Study of booming market shows how sharing and exploitation of health and biometric data fuels everything from insurance hikes to workplace discrimination
(BUDAPEST, HUNGARY, NOVEMBER 20) — Health-related cybersecurity breaches and ransom attacks have skyrocketed more than 4000% – from 18 incidents in 2009 to 745 in 2023 in the United States only, targeting a booming market of body-centric data expected to exceed $500 billion by 2030, according to new research from Mozilla Fellow, Júlia Keserű.
Keserű’s research, "Skin to Screen: Bodily Integrity in the Digital Age”is part of her senior Fellowship project at Mozilla; the fellowship brings together experts working to advance openness and accountability in AI and promote an ethical, responsible, and inclusive digital environment.
The research examines the collection of what Keserű calls “body-centric data” which has experienced a dramatic surge since the COVID-19 pandemic and with the rise of sophisticated AI tools. Body centric data includes information about people’s biological and psychological characteristics — from fingerprints used to unlock phones and face scans for security to intimate data from fitness and fertility trackers, mental health apps, and digital medical records. However, this expansion also fuels significant risks: breaches in health data, widespread surveillance, discrimination, and exploitation by AI-driven systems have exposed major gaps in existing legal protections.
The research also features a survey conducted by Keserű, which confirmed widespread public anxiety about body-centric data sharing, with most respondents feeling "betrayed" and "exploited" by unauthorized data sharing. While users value health-related benefits and are willing to donate their data for scientific research, they expressed significant anger and fear about their data being used for profit without their consent, especially in sensitive contexts like mental or reproductive health." Most participants demanded stronger controls and protections, and a lot more transparency in how their data is handled by companies.
In spite of concerns, the study finds that the market for body-centric data has surged drastically, with the biometric industry alone projected to reach $200 billion by 2032. For context, the global pharmaceutical industry was valued at approximately $1.5 trillion in 2022. Keserű’s research warns that as companies collect more sensitive data about our bodies and minds, current laws offer little protection against the growing harms.
Some key findings and reported harms include:
- Cybersecurity Threats and Privacy Violations: Growing security breaches and consent violations can have very serious implications, especially in contexts like reproductive or mental health. For instance, information about fertility and period cycles is often sold to third parties - which can lead to litigation if someone is suspected of having an abortion in a repressive context.
- Discrimination and Bias: Data-driven discrimination is also on the rise. AI-driven diagnostic tools are trained on able-bodied white populations, demonstrating lower accuracy for darker-skinned patients, compounding disparities in healthcare, and fueling distrust. AI-powered recruitment tools frequently discriminate against neurodivergent people by trying to measure traits like optimism or emotional stability.
- Your Emotions aren’t Private: Emotion recognition technologies, which assess and interpret human emotions through various biometric features, are becoming essential across multiple sectors, driven by the rapid expansion of body-centric data collection. These methods are becoming increasingly sophisticated, operating similarly to lie detectors, particularly with the growing use of multi-modality datasets that integrate eye movements, facial expressions, and breathing patterns to achieve a more comprehensive understanding of our emotional expressions.
- Data Broker Industry Concerns: Data brokers exploit gaps in data protection regulations to buy, sell, and trade sensitive health and biometric data without user consent. Increasing reliance on digital systems that don't comply with cybersecurity requirements, coupled with the astronomical rise of data breaches, has also led to health data being traded on the dark web, with rising insurance costs and growing incidents of identity theft and cyber extortions, where hackers demand a ransom for the return of sensitive data.

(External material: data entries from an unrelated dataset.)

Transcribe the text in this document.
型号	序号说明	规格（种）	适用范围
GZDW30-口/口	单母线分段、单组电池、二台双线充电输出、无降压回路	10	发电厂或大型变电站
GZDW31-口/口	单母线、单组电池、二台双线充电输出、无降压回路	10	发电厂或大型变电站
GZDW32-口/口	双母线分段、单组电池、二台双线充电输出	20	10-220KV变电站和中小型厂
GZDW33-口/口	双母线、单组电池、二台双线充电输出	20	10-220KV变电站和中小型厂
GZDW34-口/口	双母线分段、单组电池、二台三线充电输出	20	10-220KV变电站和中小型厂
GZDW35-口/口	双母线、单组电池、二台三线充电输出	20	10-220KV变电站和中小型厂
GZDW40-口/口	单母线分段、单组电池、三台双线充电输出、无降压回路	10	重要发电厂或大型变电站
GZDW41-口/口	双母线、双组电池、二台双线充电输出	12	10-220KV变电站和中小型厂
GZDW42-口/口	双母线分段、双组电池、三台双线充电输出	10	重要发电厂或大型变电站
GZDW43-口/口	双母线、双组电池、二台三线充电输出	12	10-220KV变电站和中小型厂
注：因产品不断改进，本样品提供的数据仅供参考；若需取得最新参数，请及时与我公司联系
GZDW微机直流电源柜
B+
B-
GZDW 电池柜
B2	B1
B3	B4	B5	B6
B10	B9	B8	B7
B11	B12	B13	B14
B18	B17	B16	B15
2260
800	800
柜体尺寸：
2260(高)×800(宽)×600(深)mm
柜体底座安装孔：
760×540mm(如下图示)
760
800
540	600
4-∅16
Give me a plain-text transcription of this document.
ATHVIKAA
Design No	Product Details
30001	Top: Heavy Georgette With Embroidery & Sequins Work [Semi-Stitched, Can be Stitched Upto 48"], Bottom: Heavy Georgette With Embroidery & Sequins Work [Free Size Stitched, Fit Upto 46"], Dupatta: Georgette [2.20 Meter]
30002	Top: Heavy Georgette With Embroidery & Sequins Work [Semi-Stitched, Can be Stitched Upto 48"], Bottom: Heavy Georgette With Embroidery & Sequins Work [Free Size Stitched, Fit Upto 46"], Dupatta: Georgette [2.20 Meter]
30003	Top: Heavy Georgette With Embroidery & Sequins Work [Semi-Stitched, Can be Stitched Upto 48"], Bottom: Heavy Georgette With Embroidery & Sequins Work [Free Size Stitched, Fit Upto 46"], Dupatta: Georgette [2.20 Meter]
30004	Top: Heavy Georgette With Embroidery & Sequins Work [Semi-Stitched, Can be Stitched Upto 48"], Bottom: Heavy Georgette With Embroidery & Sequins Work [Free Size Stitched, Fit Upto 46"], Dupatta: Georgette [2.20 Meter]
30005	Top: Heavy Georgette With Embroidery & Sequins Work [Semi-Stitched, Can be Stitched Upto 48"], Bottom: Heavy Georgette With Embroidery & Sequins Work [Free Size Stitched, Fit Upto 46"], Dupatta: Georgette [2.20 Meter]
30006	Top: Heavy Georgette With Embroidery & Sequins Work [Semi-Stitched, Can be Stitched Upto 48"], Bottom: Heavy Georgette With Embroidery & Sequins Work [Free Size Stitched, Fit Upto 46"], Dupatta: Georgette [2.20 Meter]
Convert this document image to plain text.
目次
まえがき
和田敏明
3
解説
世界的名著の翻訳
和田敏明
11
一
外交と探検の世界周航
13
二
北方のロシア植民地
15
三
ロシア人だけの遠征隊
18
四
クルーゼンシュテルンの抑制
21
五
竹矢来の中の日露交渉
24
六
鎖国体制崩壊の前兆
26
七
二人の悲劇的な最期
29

To protect consumers, Keserű proposes the ‘databody integrity’ framework that helps treat digital information about our bodies and minds with the same human rights protections as our physical selves. Her research recommends various policy reforms, recommendations for the tech industry, and best practices for individuals, including:
- Redefining sensitive data within data protection regimes to encompass all forms of bodily data collection. This revised classification should include "derived data" or "inference data," making clear that information obtained from analysis or aggregation also poses significant risks.
- Expanding health national privacy laws like HIPAA in the U.S. to cover all health-related information - including data collected from fitness trackers and health apps - not just traditional medical records. Currently, if you live in the U.S., your doctor's office must protect your data, but companies collecting equally sensitive health information through apps and devices do not.
- Promoting clear, user-friendly consent mechanisms that empower users to make informed decisions about body-centric data collection while ensuring opting out is straightforward, transparent, and free of negative consequences.
- Leveraging resources like Mozilla’s Privacy Not Included to prioritize platforms with robust data protection regimes.
“We need a new approach to our digital interactions that recognizes the fundamental rights of individuals to safeguard their bodily data, an issue that speaks directly to human autonomy and dignity,” Keserű stated. “As technology continues to advance, it is critical that our laws and practices evolve to meet the unique challenges of this era.”